The current therapeutic strategies to treat MS include immunomodulation and remyelination. The researchers suggest that the cannabinoids in MMJ can assist with the treatment of MS, contributing “add-on immunosuppressive, analgesic, neuroprotective and remyelinative effects.” To improve the validity of their research, the team did a systematic review of studies that have been published since 2007 on cannabidiol (CBD) and tetrahydrocannabinol (THC) with regard to MS.
The review found that MS progression is difficult to prevent. In a survey of 5,481 MS patients, 47% considered using MMJ, but only 20% spoke with their physician about it. Of the surveyed patients, only 26% reported using it for symptoms. These numbers suggest that MS patients may not be using cannabis as a result of its illegal status or fear related to the negative social stigma surrounding the plant.
The researchers then conducted their own animal-model study in which cannabinoid treatment was found to “reduce neuroinflammatory infiltration and improve hindlimb spasticity” as well as confer neuroprotection. In their review of older studies and research, they also found that cannabis has the potential to “ameliorate [to improve] clinical progression” and “downregulate proinflammatory T cells.”
Perhaps more significant is the fact that cannabinoids seem to promote remyelination—which was previously mentioned as an aspect of MS treatment that frequently falls short.
Remyelination refers to “the phenomenon by which new myelin sheaths are generated around axons” in the central nervous system (CNS). In conditions like MS, the myelin sheaths are significantly reduced as a result of pathological loss caused by the condition.

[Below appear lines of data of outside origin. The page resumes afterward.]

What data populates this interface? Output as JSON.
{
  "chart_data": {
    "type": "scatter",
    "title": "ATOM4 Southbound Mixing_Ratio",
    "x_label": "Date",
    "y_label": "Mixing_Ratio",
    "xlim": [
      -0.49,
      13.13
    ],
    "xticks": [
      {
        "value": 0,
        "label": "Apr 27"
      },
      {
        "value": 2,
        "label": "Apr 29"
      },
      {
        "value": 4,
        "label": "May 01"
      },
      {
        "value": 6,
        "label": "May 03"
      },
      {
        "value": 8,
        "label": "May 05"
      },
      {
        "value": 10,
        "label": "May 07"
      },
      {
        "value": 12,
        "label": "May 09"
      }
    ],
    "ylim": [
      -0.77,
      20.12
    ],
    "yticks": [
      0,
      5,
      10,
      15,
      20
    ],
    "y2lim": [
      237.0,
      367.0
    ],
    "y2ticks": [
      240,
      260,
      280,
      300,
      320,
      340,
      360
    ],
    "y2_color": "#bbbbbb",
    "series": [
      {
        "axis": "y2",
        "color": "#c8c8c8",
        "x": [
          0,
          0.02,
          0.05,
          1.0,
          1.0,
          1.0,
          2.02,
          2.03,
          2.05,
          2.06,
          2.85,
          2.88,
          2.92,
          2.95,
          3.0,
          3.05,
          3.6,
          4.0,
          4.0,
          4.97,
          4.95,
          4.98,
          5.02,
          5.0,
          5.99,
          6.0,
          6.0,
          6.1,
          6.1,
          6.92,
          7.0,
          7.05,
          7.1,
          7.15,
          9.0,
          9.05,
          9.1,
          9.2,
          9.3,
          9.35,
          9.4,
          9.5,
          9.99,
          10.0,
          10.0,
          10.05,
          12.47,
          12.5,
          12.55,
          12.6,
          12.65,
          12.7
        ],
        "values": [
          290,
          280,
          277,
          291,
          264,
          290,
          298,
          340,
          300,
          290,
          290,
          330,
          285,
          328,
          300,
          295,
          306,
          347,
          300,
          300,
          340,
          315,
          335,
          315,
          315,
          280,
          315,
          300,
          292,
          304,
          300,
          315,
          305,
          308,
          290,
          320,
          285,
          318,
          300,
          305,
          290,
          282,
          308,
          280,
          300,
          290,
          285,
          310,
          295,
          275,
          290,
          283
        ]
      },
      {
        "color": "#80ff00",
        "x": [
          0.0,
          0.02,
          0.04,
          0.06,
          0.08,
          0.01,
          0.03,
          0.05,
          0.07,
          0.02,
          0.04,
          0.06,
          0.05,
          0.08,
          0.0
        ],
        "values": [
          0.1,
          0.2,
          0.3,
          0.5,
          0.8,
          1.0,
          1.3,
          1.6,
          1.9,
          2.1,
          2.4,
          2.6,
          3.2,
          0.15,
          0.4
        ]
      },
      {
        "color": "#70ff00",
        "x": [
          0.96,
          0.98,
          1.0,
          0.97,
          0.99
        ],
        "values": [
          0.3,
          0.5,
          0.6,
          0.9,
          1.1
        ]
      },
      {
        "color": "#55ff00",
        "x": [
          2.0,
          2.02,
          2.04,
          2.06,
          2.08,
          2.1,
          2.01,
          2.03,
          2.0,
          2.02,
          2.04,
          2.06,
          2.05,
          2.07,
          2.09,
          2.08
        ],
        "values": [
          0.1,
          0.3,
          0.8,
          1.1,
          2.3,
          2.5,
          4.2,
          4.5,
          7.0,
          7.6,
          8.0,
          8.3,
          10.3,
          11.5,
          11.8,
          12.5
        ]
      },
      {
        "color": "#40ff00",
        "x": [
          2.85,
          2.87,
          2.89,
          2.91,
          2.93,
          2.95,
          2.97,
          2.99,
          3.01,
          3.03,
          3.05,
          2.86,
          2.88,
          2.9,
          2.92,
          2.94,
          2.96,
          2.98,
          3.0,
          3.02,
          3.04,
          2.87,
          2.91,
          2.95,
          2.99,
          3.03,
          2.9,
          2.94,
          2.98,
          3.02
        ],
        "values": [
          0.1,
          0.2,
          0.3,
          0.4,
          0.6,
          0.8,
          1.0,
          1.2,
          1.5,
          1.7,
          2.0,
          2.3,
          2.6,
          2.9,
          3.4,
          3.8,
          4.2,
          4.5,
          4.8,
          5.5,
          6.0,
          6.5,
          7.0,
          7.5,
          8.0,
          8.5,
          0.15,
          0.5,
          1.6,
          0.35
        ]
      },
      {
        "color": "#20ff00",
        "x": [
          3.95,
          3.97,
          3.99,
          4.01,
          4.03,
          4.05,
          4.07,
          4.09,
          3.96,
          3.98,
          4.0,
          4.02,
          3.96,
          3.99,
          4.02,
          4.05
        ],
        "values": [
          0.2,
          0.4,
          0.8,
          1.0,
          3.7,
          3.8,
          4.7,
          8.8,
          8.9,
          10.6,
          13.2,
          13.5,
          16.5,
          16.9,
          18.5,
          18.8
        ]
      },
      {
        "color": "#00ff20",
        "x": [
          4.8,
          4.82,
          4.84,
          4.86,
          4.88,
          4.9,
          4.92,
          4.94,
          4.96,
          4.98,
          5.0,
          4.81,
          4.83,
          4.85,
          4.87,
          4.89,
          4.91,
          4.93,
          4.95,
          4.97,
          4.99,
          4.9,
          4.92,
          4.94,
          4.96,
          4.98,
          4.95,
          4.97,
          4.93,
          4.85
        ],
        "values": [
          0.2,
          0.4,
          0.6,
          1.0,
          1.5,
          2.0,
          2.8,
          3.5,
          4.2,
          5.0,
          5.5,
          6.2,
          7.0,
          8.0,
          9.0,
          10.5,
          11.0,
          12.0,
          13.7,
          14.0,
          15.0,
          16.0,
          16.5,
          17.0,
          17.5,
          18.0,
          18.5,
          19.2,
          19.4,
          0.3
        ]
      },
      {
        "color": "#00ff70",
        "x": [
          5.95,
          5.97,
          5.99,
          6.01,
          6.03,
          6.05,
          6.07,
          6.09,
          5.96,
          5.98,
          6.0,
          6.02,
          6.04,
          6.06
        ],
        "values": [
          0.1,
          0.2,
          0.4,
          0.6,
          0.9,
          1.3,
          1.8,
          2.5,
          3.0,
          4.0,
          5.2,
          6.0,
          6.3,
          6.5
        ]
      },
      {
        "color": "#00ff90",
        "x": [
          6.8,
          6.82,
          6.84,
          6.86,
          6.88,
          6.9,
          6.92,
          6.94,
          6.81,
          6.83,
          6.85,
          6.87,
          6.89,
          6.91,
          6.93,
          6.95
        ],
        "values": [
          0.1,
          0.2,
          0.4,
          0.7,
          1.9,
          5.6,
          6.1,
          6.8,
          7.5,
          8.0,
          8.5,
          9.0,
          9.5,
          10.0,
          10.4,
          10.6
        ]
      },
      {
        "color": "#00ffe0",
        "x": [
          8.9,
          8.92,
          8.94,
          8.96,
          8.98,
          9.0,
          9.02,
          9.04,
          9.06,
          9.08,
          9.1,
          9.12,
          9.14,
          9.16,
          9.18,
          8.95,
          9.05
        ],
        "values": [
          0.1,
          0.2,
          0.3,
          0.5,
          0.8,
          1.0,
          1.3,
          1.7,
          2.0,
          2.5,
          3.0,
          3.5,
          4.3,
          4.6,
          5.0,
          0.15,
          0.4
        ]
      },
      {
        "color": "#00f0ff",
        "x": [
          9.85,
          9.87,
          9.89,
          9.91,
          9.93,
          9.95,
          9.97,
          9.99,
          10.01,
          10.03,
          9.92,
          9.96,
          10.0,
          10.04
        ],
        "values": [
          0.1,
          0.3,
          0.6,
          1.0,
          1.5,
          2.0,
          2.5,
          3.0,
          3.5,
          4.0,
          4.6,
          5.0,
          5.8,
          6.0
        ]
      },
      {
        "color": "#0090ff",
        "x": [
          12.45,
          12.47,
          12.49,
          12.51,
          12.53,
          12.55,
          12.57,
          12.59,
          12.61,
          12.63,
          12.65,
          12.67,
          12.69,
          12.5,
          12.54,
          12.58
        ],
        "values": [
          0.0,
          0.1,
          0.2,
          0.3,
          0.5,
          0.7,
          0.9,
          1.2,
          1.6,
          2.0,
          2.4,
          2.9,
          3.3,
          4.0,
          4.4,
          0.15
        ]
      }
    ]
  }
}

Myelin sheaths can be found in the CNS as well as in the peripheral nervous system (PNS) and act as the protective layer that wraps around the axons of neurons in order to insulate the neurons and increase the number of electrical signals being transferred. When myelin sheaths are damaged or lost, the ability to transfer, or transmit, electric signals quickly and efficiently along the nerve cells begins to slow down, leading to diseases such as MS.
The study’s researchers state that the therapeutic promise of MMJ for MS is linked to the “multifunctional capacities of the endocannabinoid receptor system in neuroprotection, regulation and remyelination in addition to anti-inflammatory effects.” Additionally, it is suggested that the combination of cannabinoids (such as THC and CBD) can be “comparably as effective for short-term symptomatic relief” as the conventional pharmaceutical treatment options but without as many adverse side effects.
Currently, MS cannot be cured, which is why symptom management is the best course of action. However, the National MS Society explains that advances in treating and understanding MS are being made every year and that there is hope for “moving research closer to identifying a cure.” If you’re an MS patient and are interested in including MMJ in your treatment, talk to a medical cannabis doctor about determining a wellness plan that meets your needs.